ESPN, the media sports empire with a sphere of influence that extends worldwide, played the video excessively on several of the network’s programs, and its soccer analyst, Julie Foudy, seemingly appeared more in front of the camera in the three days after the incident than she had in the previous three months.

Do we really need a qualified analyst to tell us that Lambert’s actions “crossed the line?” I could do without.

As the reaction to the incident evolved in the days following the video’s release, Lambert became the face of competitive violence in women’s sports, a cross that is unfair for the 20-year-old student-athlete to bear.

In an interview with The New York Times, Lambert said she “deeply regrets” her actions in the game. An all-conference academic player, Lambert goes on to say in the interview that she could hardly recognize herself yanking BYU’s Kassidy Shumway down to the ground by her hair.

“I look at it, and I’m like, ‘That’s not me,’” she told the Times. “I can’t believe I did that.”

As indefensible as Lambert’s actions were in the game, the reactions they have received don’t fit the crime, and the public lashing the young player has received speaks to some of the gender roles that have been unfairly assigned in sports.

Lambert told the newspaper she has read blogs that have made her out to be a cruel monster deserving of severe punishment, including one that suggested she “should be taken to a state prison, raped and left for dead in a ditch.”

The Scarlet Letter that has been thrust on Lambert is largely caused by a mainstream image that has been developed about the way female athletes should conduct themselves.

The increasing nature of the Danica Patricks and Anna Kournikovas as sex symbols has clouded the image of how their comrades in sport are viewed.

But with the requirements bestowed upon a student athlete — the practice times, the travel, the course load, the aches and pains — few are likely involved in the grind with the hope that they can one day grace the cover of men’s magazines as an athlete model.

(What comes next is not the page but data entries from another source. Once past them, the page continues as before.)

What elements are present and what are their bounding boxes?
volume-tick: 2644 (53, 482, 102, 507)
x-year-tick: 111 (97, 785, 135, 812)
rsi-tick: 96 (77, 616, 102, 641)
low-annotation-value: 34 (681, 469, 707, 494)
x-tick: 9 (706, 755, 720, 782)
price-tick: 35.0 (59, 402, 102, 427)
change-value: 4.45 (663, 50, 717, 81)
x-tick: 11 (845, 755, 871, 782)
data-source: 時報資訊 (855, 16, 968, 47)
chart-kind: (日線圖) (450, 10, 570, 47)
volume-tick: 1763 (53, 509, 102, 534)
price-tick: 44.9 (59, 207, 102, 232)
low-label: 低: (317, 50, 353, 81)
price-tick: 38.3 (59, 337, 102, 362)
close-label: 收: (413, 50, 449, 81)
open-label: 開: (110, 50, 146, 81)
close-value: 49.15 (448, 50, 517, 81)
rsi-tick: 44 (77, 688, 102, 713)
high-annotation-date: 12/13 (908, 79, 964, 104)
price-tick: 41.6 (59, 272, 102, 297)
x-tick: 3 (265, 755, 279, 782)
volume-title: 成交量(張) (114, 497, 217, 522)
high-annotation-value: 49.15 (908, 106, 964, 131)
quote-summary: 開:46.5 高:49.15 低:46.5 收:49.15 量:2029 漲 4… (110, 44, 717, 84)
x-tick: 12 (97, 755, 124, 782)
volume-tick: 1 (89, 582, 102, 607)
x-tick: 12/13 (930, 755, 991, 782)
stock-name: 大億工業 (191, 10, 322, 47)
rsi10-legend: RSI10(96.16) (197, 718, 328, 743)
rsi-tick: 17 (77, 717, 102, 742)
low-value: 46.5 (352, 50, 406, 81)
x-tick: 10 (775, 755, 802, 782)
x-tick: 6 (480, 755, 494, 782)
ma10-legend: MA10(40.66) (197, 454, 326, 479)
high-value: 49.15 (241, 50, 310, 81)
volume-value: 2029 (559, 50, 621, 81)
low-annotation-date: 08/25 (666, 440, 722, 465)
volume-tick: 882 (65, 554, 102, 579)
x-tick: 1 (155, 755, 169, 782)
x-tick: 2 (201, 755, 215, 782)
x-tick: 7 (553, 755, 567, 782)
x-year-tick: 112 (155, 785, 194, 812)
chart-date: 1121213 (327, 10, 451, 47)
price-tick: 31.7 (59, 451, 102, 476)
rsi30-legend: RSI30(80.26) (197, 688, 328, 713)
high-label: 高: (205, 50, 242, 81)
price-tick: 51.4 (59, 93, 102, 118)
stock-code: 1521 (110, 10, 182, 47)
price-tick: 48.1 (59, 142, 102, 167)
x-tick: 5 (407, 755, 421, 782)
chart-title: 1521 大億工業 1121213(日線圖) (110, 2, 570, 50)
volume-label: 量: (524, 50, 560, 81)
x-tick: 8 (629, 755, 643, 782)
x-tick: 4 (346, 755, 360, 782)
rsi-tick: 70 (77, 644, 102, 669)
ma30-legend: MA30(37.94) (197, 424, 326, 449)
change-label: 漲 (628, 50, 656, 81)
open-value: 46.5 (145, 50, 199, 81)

So why should women’s competitive endeavors be viewed in a different light?

Lambert’s actions can be put in context with another memorable soccer meltdown.

With his team tied late in an overtime period of the 2006 World Cup final, France star Zinedine Zidane threw his head into the chest of Italy’s Marco Materazzi, leading to Zidane’s ejection from the game.

Given the magnitude of the contest and Zidane’s reputation as a savvy veteran player, much was made of the “headbutt heard ’round the world.”

But while the analysts and pundits were shocked by the normally sure-headed player’s blowup that cost his team dearly, the criticisms were confined to the game and what happened within its lines.

The mistakes Lambert made have somehow become bigger than a young girl letting the emotions get the best of her in a competitive game — and that’s been the biggest foul of them all.